Val Kilmer was the first person he knew who had a video camera, and he has been recording his life for the past 40-plus years. As an actor, he appears to have carried his camera everywhere: the backstage dressing rooms of the early 1980s, where fellow up-and-comers like Sean Penn and Kevin Bacon would moon his lens; the drunken parties and trailer gab sessions of Top Gun, during which he and his pals playfully conspired against their co-star Tom Cruise; and the famously troubled set of The Island of Dr. Moreau, where Kilmer clashed with veteran director John Frankenheimer but got to act opposite his idol, Marlon Brando, even though by that point, Brando was clearly a shell of a shell of what he had once been.
This footage forms the backbone of the new documentary Val, which clocks in at just a little over 90 minutes. I’m not lying when I say that I would have happily watched 36 hours of Val Kilmer’s home movies. He seems to have the great documentarian’s nose for sticking his lens where he shouldn’t, and he has a decent eye, too. As it is, the footage of these shoots in Val (directed by Leo Scott and Ting Poo) consists mostly of tantalizing snippets, intercut with glimpses of his life over the years: his audition tapes, his acting classes, his marriage to Joanne Whalley, his divorce from Joanne Whalley, conversations with his now-deceased parents.

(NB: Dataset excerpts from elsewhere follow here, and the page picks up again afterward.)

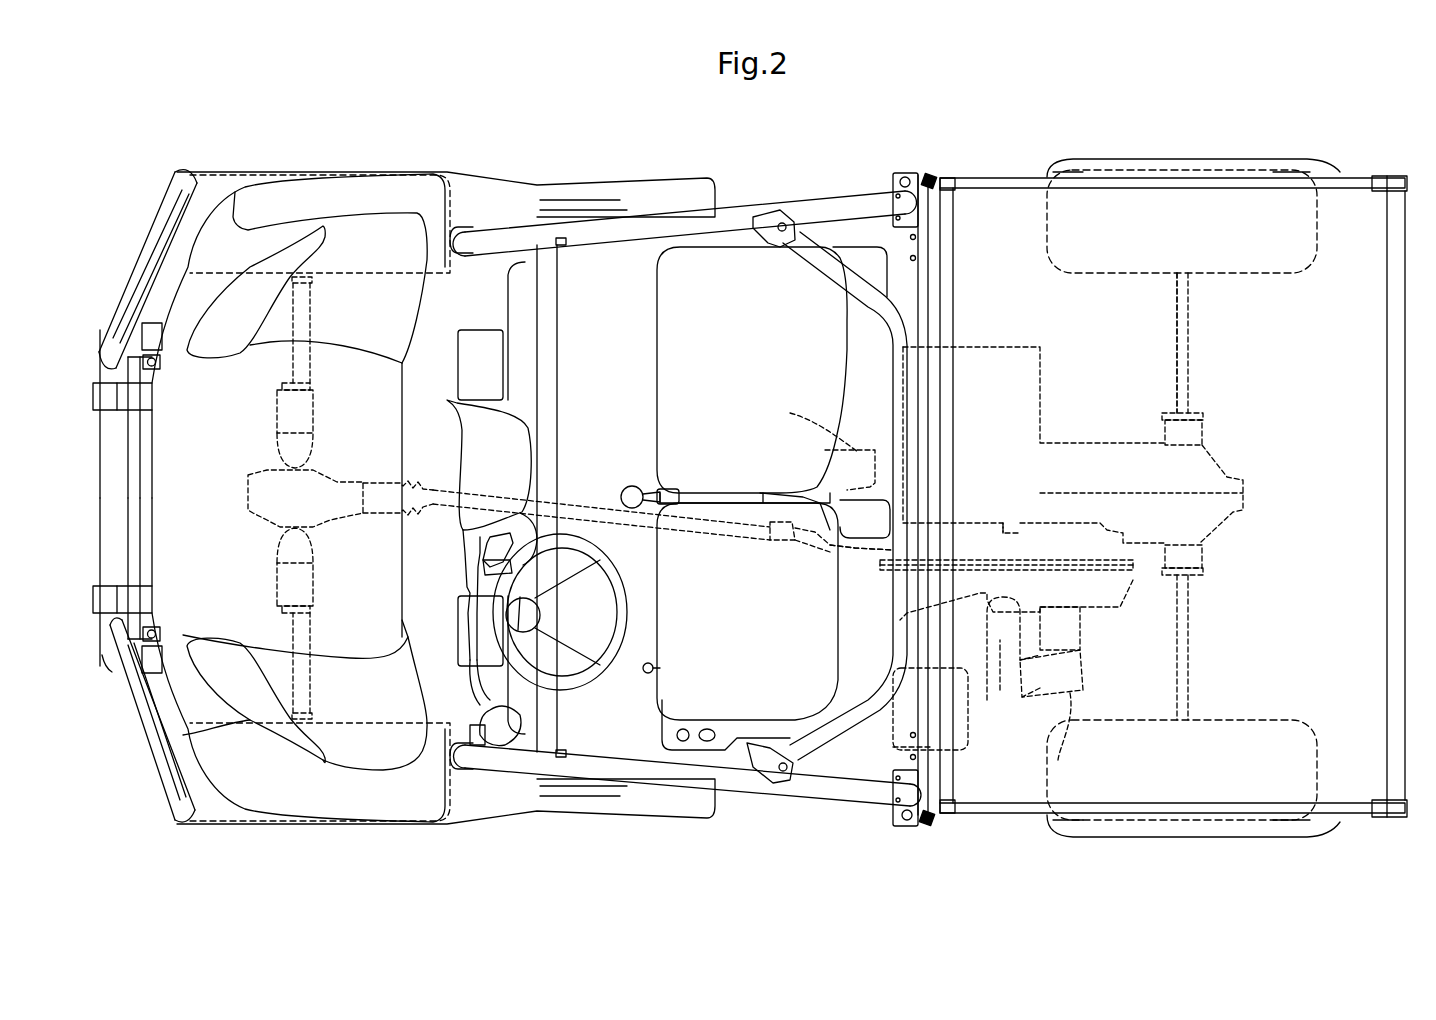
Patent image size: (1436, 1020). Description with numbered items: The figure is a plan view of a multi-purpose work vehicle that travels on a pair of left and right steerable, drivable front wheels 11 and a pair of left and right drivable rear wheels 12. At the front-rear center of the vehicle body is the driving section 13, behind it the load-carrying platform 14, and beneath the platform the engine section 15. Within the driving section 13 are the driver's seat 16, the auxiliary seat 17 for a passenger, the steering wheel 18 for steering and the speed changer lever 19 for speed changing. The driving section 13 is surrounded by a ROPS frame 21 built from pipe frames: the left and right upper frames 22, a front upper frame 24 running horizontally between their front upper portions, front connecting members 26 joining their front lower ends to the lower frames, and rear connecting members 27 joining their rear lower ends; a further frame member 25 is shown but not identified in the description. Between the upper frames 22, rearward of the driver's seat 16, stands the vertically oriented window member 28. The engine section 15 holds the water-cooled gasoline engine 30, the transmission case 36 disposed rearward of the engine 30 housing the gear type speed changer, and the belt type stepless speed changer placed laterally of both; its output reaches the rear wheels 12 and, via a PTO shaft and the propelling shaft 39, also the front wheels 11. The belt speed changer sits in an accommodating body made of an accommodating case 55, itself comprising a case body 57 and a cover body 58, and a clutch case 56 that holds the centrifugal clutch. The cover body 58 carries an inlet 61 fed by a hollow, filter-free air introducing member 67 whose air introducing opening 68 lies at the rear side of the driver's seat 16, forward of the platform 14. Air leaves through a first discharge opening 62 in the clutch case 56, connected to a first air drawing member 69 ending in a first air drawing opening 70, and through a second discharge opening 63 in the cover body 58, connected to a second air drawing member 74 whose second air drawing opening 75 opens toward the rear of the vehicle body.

The front wheels 11 is at (237, 178).
The rear wheels 12 is at (1317, 217).
The driving section 13 is at (846, 165).
The load-carrying platform 14 is at (1007, 197).
The engine section 15 is at (1103, 427).
The driver's seat 16 is at (673, 685).
The auxiliary seat 17 is at (660, 350).
The steering wheel 18 is at (627, 613).
The speed changer lever 19 is at (535, 537).
The ROPS frame 21 is at (741, 200).
The upper frames 22 is at (660, 215).
The front upper frame 24 is at (553, 418).
The roll bar 25 is at (892, 310).
The front connecting members 26 is at (457, 197).
The rear connecting members 27 is at (905, 172).
The window member 28 is at (923, 338).
The engine 30 is at (1040, 347).
The transmission case 36 is at (1208, 468).
The propelling shaft 39 is at (713, 527).
The accommodating case 55 is at (1127, 597).
The clutch case 56 is at (972, 520).
The case body 57 is at (1107, 533).
The cover body 58 is at (1120, 590).
The inlet 61 is at (1077, 645).
The first discharge opening 62 is at (888, 537).
The second discharge opening 63 is at (997, 633).
The air introducing member 67 is at (980, 733).
The air introducing opening 68 is at (893, 747).
The first air drawing member 69 is at (828, 416).
The first air drawing opening 70 is at (880, 467).
The second air drawing member 74 is at (1070, 693).
The second air drawing opening 75 is at (1093, 670).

The years fly by like pages in the wind, and that’s sort of the point. Val shows us Kilmer’s past while following Kilmer in the present. A bout with throat cancer has robbed him of much of his voice, and he has to press a button on his throat to speak. But he persists, hopping from fan convention to fan convention, working on the paintings that are his current passion, and spending time with his grown kids. As an actor, Kilmer has to live with the image of what he once was, and it’s not exactly easy. At a special outdoor screening of Tombstone in Texas, he gets frustrated that he can never escape these old movies. Then he hears the crowd’s cheers and feels their love, and he is moved. He’s like a prisoner who has to find ways to free his spirit.

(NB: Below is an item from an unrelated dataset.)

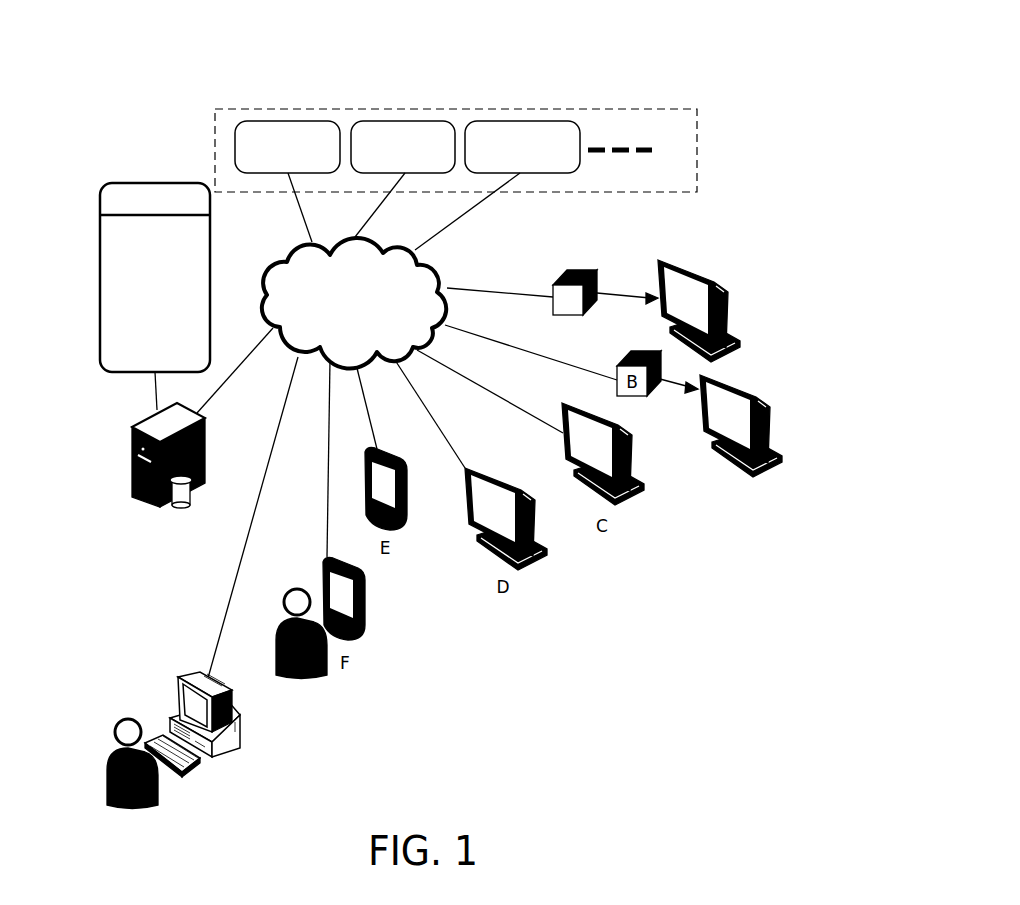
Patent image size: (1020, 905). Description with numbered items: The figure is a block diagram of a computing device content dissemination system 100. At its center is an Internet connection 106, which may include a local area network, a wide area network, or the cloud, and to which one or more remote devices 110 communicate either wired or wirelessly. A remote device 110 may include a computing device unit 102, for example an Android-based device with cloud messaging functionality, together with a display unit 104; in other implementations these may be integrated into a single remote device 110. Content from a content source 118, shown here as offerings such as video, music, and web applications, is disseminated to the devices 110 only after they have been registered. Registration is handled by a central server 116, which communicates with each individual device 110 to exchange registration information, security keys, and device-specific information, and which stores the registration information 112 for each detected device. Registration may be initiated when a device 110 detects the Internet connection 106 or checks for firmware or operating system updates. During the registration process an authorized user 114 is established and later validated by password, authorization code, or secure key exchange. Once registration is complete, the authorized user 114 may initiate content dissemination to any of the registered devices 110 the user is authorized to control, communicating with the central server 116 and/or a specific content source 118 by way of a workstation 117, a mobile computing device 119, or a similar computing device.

That tension between Val present and Val past captures the imagination, because Val past wasn’t exactly a fixed object. Those of us who watched Kilmer back in the day didn’t always know what to make of him. In his heyday, he was never really a leading man; he was more like someone’s idea of a leading man, with his blond hair, strong jaw, big teeth, full lips, and confident blue eyes. But he often gave great performances, especially in parts that played with that idea. He’s perfect as the dim-bulb Elvis clone in Top Secret! Those engineered-in-a-lab looks were just right for Iceman, the Über-mensch pseudo-antagonist of Top Gun. And what’s left to say about his turn as Chris Shiherlis, the romantic second banana to Robert De Niro’s master thief in Heat? His face busted up, he gets the movie’s emotional climax when his wife, played by Ashley Judd, waves him away from a police ambush with the slightest of hand gestures, simultaneously saving his life and destroying him forever. That was Val Kilmer at his best, a golden god rough and ruined.

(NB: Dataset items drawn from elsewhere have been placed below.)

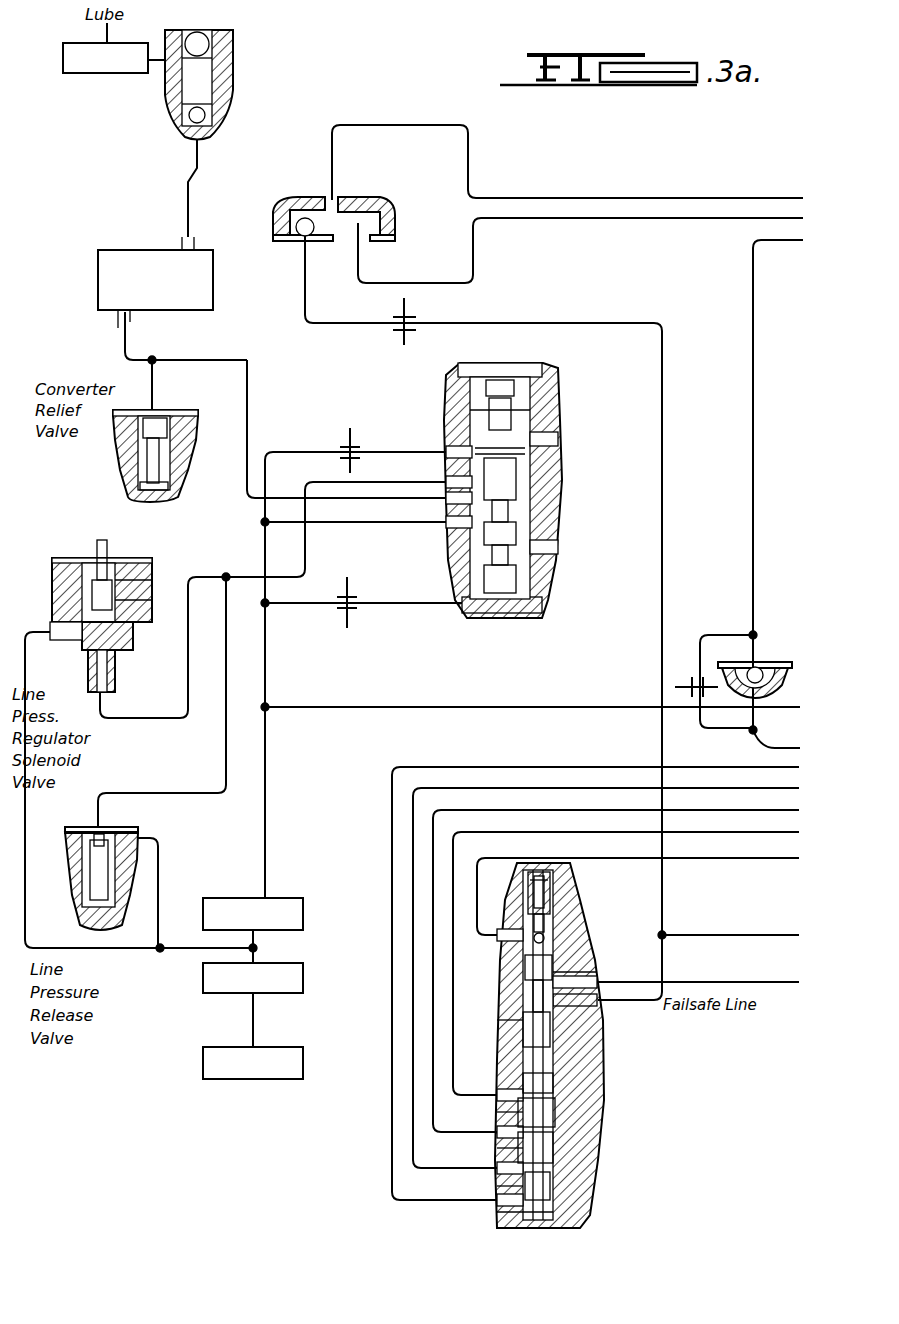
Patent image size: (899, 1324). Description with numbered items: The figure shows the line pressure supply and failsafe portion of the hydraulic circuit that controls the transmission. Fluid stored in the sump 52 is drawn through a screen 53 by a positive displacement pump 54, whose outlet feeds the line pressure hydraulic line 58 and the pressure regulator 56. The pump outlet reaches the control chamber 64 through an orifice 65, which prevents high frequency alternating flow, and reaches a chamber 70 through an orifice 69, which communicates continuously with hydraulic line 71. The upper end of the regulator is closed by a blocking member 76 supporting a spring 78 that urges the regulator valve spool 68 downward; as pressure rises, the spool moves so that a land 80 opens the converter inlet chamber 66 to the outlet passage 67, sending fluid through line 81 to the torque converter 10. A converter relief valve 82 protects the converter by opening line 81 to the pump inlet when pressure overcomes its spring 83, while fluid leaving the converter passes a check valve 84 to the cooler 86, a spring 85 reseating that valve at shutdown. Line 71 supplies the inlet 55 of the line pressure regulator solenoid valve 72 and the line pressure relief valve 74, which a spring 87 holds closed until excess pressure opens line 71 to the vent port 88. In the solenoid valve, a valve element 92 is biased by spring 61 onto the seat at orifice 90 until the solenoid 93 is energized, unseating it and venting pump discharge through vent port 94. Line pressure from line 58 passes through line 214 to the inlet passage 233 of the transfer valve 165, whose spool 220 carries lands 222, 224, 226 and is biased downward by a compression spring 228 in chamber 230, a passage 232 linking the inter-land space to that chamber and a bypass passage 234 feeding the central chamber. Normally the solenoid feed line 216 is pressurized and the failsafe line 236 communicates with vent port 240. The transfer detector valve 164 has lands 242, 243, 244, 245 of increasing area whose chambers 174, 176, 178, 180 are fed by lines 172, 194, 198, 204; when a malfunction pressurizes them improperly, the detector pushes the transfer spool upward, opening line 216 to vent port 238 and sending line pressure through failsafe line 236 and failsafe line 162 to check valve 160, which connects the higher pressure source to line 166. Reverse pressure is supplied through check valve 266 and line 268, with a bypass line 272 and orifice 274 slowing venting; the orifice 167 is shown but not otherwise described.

The torque converter 10 is at (98, 265).
The sump 52 is at (303, 1056).
The screen 53 is at (305, 970).
The pump 54 is at (292, 903).
The inlet 55 is at (115, 690).
The pressure regulator 56 is at (440, 549).
The line pressure hydraulic line 58 is at (410, 708).
The spring 61 is at (112, 572).
The control chamber 64 is at (548, 604).
The orifice 65 is at (352, 612).
The converter inlet chamber 66 is at (520, 540).
The outlet passage 67 is at (520, 514).
The regulator valve spool 68 is at (505, 556).
The orifice 69 is at (347, 440).
The chamber 70 is at (470, 432).
The hydraulic line 71 is at (306, 546).
The line pressure regulator solenoid valve 72 is at (45, 559).
The line pressure relief valve 74 is at (135, 887).
The blocking member 76 is at (548, 375).
The spring 78 is at (520, 445).
The land 80 is at (512, 480).
The line 81 is at (240, 360).
The converter relief valve 82 is at (172, 497).
The spring 83 is at (150, 462).
The check valve 84 is at (222, 113).
The spring 85 is at (205, 80).
The cooler 86 is at (90, 75).
The spring 87 is at (95, 877).
The vent port 88 is at (130, 831).
The orifice 90 is at (122, 650).
The valve element 92 is at (148, 588).
The solenoid 93 is at (152, 606).
The vent port 94 is at (60, 616).
The check valve 160 is at (281, 188).
The failsafe line 162 is at (660, 736).
The transfer detector valve 164 is at (693, 1091).
The transfer valve 165 is at (625, 946).
The line 166 is at (398, 124).
The orifice 167 is at (318, 325).
The line 172 is at (390, 775).
The intermediate/low reverse chamber 174 is at (497, 1214).
The reverse, low/reverse chamber 176 is at (497, 1186).
The forward clutch chamber 178 is at (497, 1148).
The direct clutch chamber 180 is at (497, 1112).
The line 194 is at (436, 790).
The line 198 is at (490, 810).
The line 204 is at (552, 832).
The line 214 is at (770, 980).
The solenoid feed line 216 is at (772, 860).
The spool 220 is at (528, 990).
The land 222 is at (552, 892).
The land 224 is at (525, 966).
The land 226 is at (553, 1038).
The compression spring 228 is at (528, 895).
The chamber 230 is at (548, 884).
The passage 232 is at (548, 936).
The inlet passage 233 is at (597, 1001).
The bypass passage 234 is at (600, 968).
The failsafe line 236 is at (663, 935).
The vent port 238 is at (548, 918).
The vent port 240 is at (512, 1018).
The land 242 is at (550, 1186).
The land 243 is at (553, 1146).
The land 244 is at (555, 1112).
The land 245 is at (553, 1082).
The check valve 266 is at (783, 654).
The line 268 is at (755, 372).
The bypass line 272 is at (738, 738).
The orifice 274 is at (690, 684).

Kilmer’s performances got more interesting and compelling as he aged and grew more weathered, so it’s doubly tragic that his medical problems prevented him from working regularly as an actor. At the time of his illness, he was traveling the country doing a one-man show as Mark Twain, a dream project of sorts that he still hopes one day to turn into a film. Kilmer seems healthy today — busy and energetic — but the specter of mortality hangs over the film. Val’s younger brother, Wesley, who was the mastermind behind most of their youthful cinematic shenanigans, died suddenly at the age of 15, and it’s clear that the actor, who was at Juilliard at the time, never really recovered from the loss. (Who would?) At one point, an older Val starts to feel ill after a day of signing pictures at a convention and has to step away and vomit. He is whisked away in a wheelchair to a room to sleep it off. As the camera continues to document all of this, we also see home-movie images of the young late Wesley, almost as if a curtain is being slightly parted into the Great Beyond. Kilmer tells us at one point that he was drawn to Twain’s story partly because of the family grief the author suffered later in his life. Death, it seems, is never far from his mind.
For all that, Val is not a gloomy movie at all. Quite the opposite. It’s vibrant, quick, and alive, and Val Kilmer today makes for an entertaining guide, with his hammy facial gestures now doing double duty since he can’t talk. He also, weirdly, narrates the film: His son, Jack, reads his father’s words in his father’s voice, which creates an extra layer of reflection to the movie, an extra layer of elusiveness. Jack Kilmer sounds a lot like Val Kilmer, but the fact that he isn’t Val Kilmer adds to the slippery nature of the subject. Who is Val Kilmer? Val doesn’t really know. Maybe, the film suggests, being alive simply means being undefinable.